Obama and Oprah Hit the Campaign Trail

ABC News' David Wright and Sunlen Miller report: The atmosphere was almost that of a tent revival.  The preacher was quite possibly the most admired woman in America.  In Des Moines and later in Cedar Rapids, Oprah Winfrey preached a political sermon on behalf of Barack Obama.

“It feels like I’m out of my pew, out of my terrain,” she admitted. “Backstage someone asked: Are you nervous?”

“You’re damned right I’m nervous,” she said, “because I have never done this before.”

Oprah sang Obama’s praises as “a very rare thing ... a politician who has an ear for eloquence and a tongue dipped in the unvarnished truth.”

She exhorted her legion of fans.

“I’m not here to tell you what to think,” she said.  “I’m here to ask you to think.”

And Oprah dismissed the Clinton campaign’s argument that Obama lacks the requisite experience to be president.

Oprah said, “Experience in the hallways of government isn’t as important to me as experience on the pathway to life. I challenge you to see through those people who try to tell you that experience in politics as usual is more valuable than wisdom outside the walls of Washington, D.C.”

While Oprah did not mention Obama’s top opponent by name, it was an obvious reference to Sen.  Hillary Clinton.

Couching her argument in the language of a parent, spending quality time with their kids, Oprah almost seemed to chide Clinton and praise Obama at the same time.

“Time you spend in Washington means nothing,” she said,  “unless you are accountable for the judgment you made in the time you had.”

Oprah said she had voted for many Democrats and Republicans in the past, but declared Obama “the one” for right now. 

Thirty minutes into the program, Barack Obama took the stage, admitting that he may not be the reason some in the audience showed up.

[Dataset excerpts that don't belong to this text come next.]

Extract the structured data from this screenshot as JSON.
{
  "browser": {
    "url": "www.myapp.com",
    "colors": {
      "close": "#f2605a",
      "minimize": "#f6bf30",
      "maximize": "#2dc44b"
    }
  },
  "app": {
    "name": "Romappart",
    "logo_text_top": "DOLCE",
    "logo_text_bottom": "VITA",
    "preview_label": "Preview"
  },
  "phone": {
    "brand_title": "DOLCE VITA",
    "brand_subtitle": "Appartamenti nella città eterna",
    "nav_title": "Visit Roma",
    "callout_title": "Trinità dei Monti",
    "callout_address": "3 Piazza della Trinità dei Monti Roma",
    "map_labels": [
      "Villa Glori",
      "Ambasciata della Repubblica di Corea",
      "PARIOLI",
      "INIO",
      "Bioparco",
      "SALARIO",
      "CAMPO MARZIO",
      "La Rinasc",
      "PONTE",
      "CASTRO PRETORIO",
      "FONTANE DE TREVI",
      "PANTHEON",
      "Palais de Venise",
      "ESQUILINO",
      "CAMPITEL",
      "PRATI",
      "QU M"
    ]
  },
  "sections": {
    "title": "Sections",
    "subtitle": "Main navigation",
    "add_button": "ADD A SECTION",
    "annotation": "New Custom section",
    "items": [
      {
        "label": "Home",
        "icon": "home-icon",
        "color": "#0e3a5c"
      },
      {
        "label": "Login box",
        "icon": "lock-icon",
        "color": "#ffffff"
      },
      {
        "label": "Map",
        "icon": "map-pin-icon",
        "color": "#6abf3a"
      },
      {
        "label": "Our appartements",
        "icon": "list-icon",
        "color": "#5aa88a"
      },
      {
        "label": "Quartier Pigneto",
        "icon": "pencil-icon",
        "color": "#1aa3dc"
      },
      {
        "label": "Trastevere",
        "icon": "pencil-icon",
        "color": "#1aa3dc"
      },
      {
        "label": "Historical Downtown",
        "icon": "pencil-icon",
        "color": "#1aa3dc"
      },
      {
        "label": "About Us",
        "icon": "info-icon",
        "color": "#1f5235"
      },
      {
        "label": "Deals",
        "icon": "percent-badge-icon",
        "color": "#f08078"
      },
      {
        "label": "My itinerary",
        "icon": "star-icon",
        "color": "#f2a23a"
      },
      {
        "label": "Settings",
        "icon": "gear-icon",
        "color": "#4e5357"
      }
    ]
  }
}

“Some people are here to see Oprah, and I’m sort a byproduct of that,” and added that he’s grateful Oprah stepped out of her comfort zone to campaign for him.

An audience member interrupted Obama, yelling, “Oprah for VP,” a slogan which was on numerous buttons in the crowd.

Obama shot back, “But that would be a demotion. You understand that?”

When Obama began speaking, some audience members were seen filtering out of the room.  Asked where they were going while the candidate was still speaking, most offered sheepish excuses.

“I have to go the bathroom,” said one woman.

Said another: “I’m late for a holiday party.”

For some, like Kerry Kennedy, the draw of Oprah may have been more impressive than Obama.

“I’m coming for Oprah," she said, "but I may stay for Obama.”

The Obama-Oprah duo has three more stops this campaign swing, hitting the other early states of South Carolina and New Hampshire.